Le
président Erdogan favorable à la peine de mort « si le peuple le
veut »
LE MONDE |
07.08.2016 à 23h49 • Mis à jour le 08.08.2016 à 10h34 | Par
Marie Jégo (Istanbul, correspondante)
A Yenikapi, dimanche
7 août, le littoral de la mer de Marmara n’était plus qu’une
bande rouge, constituée d’une nuée de drapeaux turcs brandis par
les manifestants – plus d’un million – venus participer, à
l’appel du président Recep Tayyip Erdogan, au « rassemblement de
la démocratie et des martyrs ».
Deux leaders de
l’opposition, Kemal Kilicdaroglu, le secrétaire général du Parti
républicain du peuple (CHP, kémaliste, social-démocrate) et Devlet
Bahceli, le chef du Parti de l’action nationaliste (MHP,
ultra-nationaliste) s’étaient joints au mouvement.
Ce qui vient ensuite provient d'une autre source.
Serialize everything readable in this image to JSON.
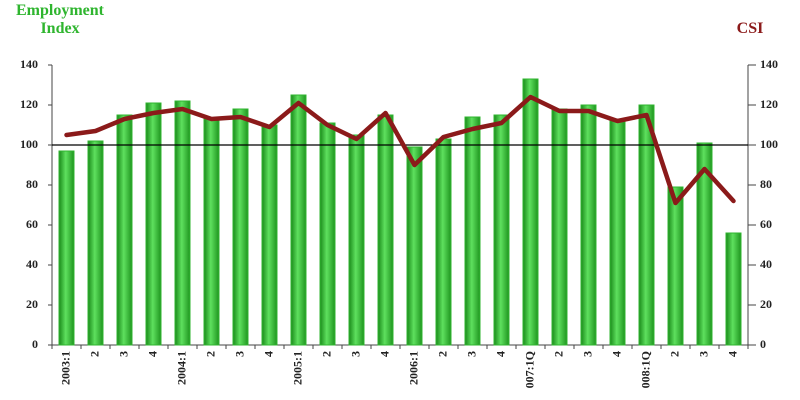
{
  "chart_data": {
    "type": "bar",
    "categories": [
      "2003:1",
      "2",
      "3",
      "4",
      "2004:1",
      "2",
      "3",
      "4",
      "2005:1",
      "2",
      "3",
      "4",
      "2006:1",
      "2",
      "3",
      "4",
      "007:1Q",
      "2",
      "3",
      "4",
      "008:1Q",
      "2",
      "3",
      "4"
    ],
    "series": [
      {
        "name": "Employment Index",
        "type": "bar",
        "axis": "y",
        "color": "#2fb52f",
        "values": [
          97,
          102,
          115,
          121,
          122,
          113,
          118,
          110,
          125,
          111,
          105,
          115,
          99,
          103,
          114,
          115,
          133,
          118,
          120,
          113,
          120,
          79,
          101,
          56
        ]
      },
      {
        "name": "CSI",
        "type": "line",
        "axis": "y2",
        "color": "#8b1a1a",
        "values": [
          105,
          107,
          113,
          116,
          118,
          113,
          114,
          109,
          121,
          110,
          103,
          116,
          90,
          104,
          108,
          111,
          124,
          117,
          117,
          112,
          115,
          71,
          88,
          72
        ]
      }
    ],
    "ylim": [
      0,
      140
    ],
    "yticks": [
      0,
      20,
      40,
      60,
      80,
      100,
      120,
      140
    ],
    "y2lim": [
      0,
      140
    ],
    "y2ticks": [
      0,
      20,
      40,
      60,
      80,
      100,
      120,
      140
    ],
    "reference_line": 100
  }
}
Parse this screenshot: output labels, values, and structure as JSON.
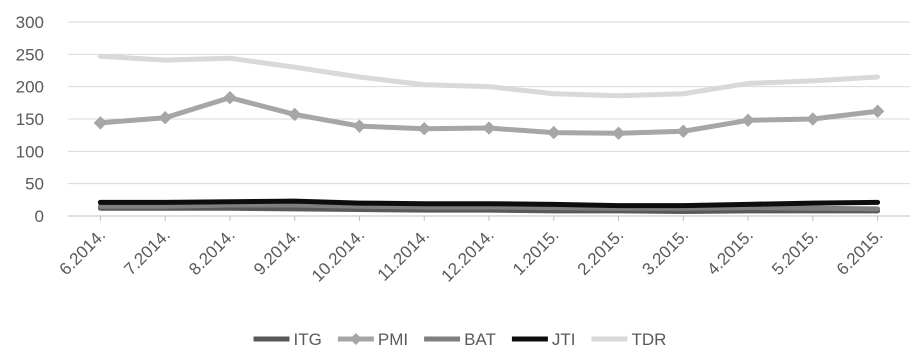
{
  "chart_data": {
    "type": "line",
    "categories": [
      "6.2014.",
      "7.2014.",
      "8.2014.",
      "9.2014.",
      "10.2014.",
      "11.2014.",
      "12.2014.",
      "1.2015.",
      "2.2015.",
      "3.2015.",
      "4.2015.",
      "5.2015.",
      "6.2015."
    ],
    "series": [
      {
        "name": "ITG",
        "color": "#595959",
        "marker": "none",
        "values": [
          12,
          12,
          12,
          11,
          10,
          9,
          9,
          8,
          8,
          7,
          8,
          8,
          8
        ]
      },
      {
        "name": "PMI",
        "color": "#a6a6a6",
        "marker": "diamond",
        "values": [
          144,
          152,
          183,
          157,
          139,
          135,
          136,
          129,
          128,
          131,
          148,
          150,
          162
        ]
      },
      {
        "name": "BAT",
        "color": "#7f7f7f",
        "marker": "none",
        "values": [
          15,
          15,
          17,
          17,
          15,
          14,
          14,
          13,
          12,
          12,
          13,
          12,
          11
        ]
      },
      {
        "name": "JTI",
        "color": "#0d0d0d",
        "marker": "none",
        "values": [
          21,
          21,
          22,
          23,
          20,
          19,
          19,
          18,
          16,
          16,
          18,
          20,
          21
        ]
      },
      {
        "name": "TDR",
        "color": "#d9d9d9",
        "marker": "none",
        "values": [
          247,
          241,
          244,
          230,
          215,
          203,
          200,
          189,
          186,
          189,
          205,
          209,
          215
        ]
      }
    ],
    "yticks": [
      0,
      50,
      100,
      150,
      200,
      250,
      300
    ],
    "ylim": [
      0,
      300
    ],
    "title": "",
    "xlabel": "",
    "ylabel": "",
    "grid": true,
    "legend_position": "bottom"
  }
}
En revanche le
parti pro kurde HDP, troisième force au Parlement, n’avait pas été
invité.
L’étendard
national était partout : roulé sous le bras des voyageurs dans le
métro bondé, ceint sur les fronts des fervents patriotes, porté en
mode « cape » par les femmes en tchadors noirs, décliné en
maillots de corps et en casquettes pour les enfants.
Peine de mort
Organisé trois
semaines après la tentative de putsch, le rassemblement était perçu
comme le point de départ d’une « nouvelle Turquie », plus unie,
plus forte, comme l’a rappelé M. Kilicdaroglu, le chef de file des
kémalistes, depuis la scène géante où trônaient, avec une
symétrie parfaite, le portrait de Mustafa Kemal dit Atatürk, le
fondateur de la République, et celui du président Erdogan.
C’est surtout ce
dernier qu’une large partie du public attendait, avec une
impatience non contenue. Son programme ? Le rétablissement de la
peine de mort, si souvent réclamé par les manifestants de l’après
tentative de putsch, lors de leurs rassemblements quotidiens en
soirée sur les places centrales des grandes villes.
« Si le Parlement
accepte de réintroduire la peine de mort, je l’adouberai », a
lancé M. Erdogan à l’adresse de la foule qui n’attendait que
cela. « Si le peuple le veut, je pense que les partis politiques
l’accepteront eux aussi », a-t-il insisté, rappelant que la peine
de mort était en vigueur en Turquie avant 1984.
Purges unanimes
Lors du «
rassemblement de la démocratie et des martyrs » organisé à
Istanbul, le 7 août.
Une grande partie
des manifestants approuvent ce genre de déclarations. Le châtiment
suprême est réclamé pour les putschistes. « Ils ont tué des
innocents, ils le méritent », explique Murat – il ne veut pas
donner son nom de famille –, un ouvrier de 50 ans venu au
rassemblement avec son fils de 15 ans.
Tant qu’à faire,
Murat voudrait bien voir le prédicateur religieux Fethullah Gülen,
décrit par les autorités comme l’instigateur du soulèvement,
puni de la peine de mort lui aussi. « Chacun doit le savoir, le chef
de ce groupe terroriste reviendra en Turquie et paiera pour ce qu’il
a fait », a clamé le premier ministre Binali Yildirim, répondant
aux attentes du public. M. Gülen réside aujourd’hui aux
Etats-Unis.
Les purges en cours
contre ceux qui sont présentés comme les adeptes de la confrérie
güleniste – 18 000 interpellations, 60 000 mises à pied – font
l’unanimité parmi la classe politique. « Cette organisation
terroriste a prospéré au sein de l’armée et à tous les niveaux
de l’Etat », a souligné Kemal Kilicdaroglu, tandis que le chef
des ultra-nationalistes, Devlet Bahceli, qualifiait la confrérie de
« cancer », conformément à la terminologie en vigueur.
Le président
Erdogan pour sa part a insisté sur le fait qu’il fallait davantage
nettoyer les institutions d’Etat des griffes de la confrérie,
laissant entrevoir de nouvelles vagues de purges.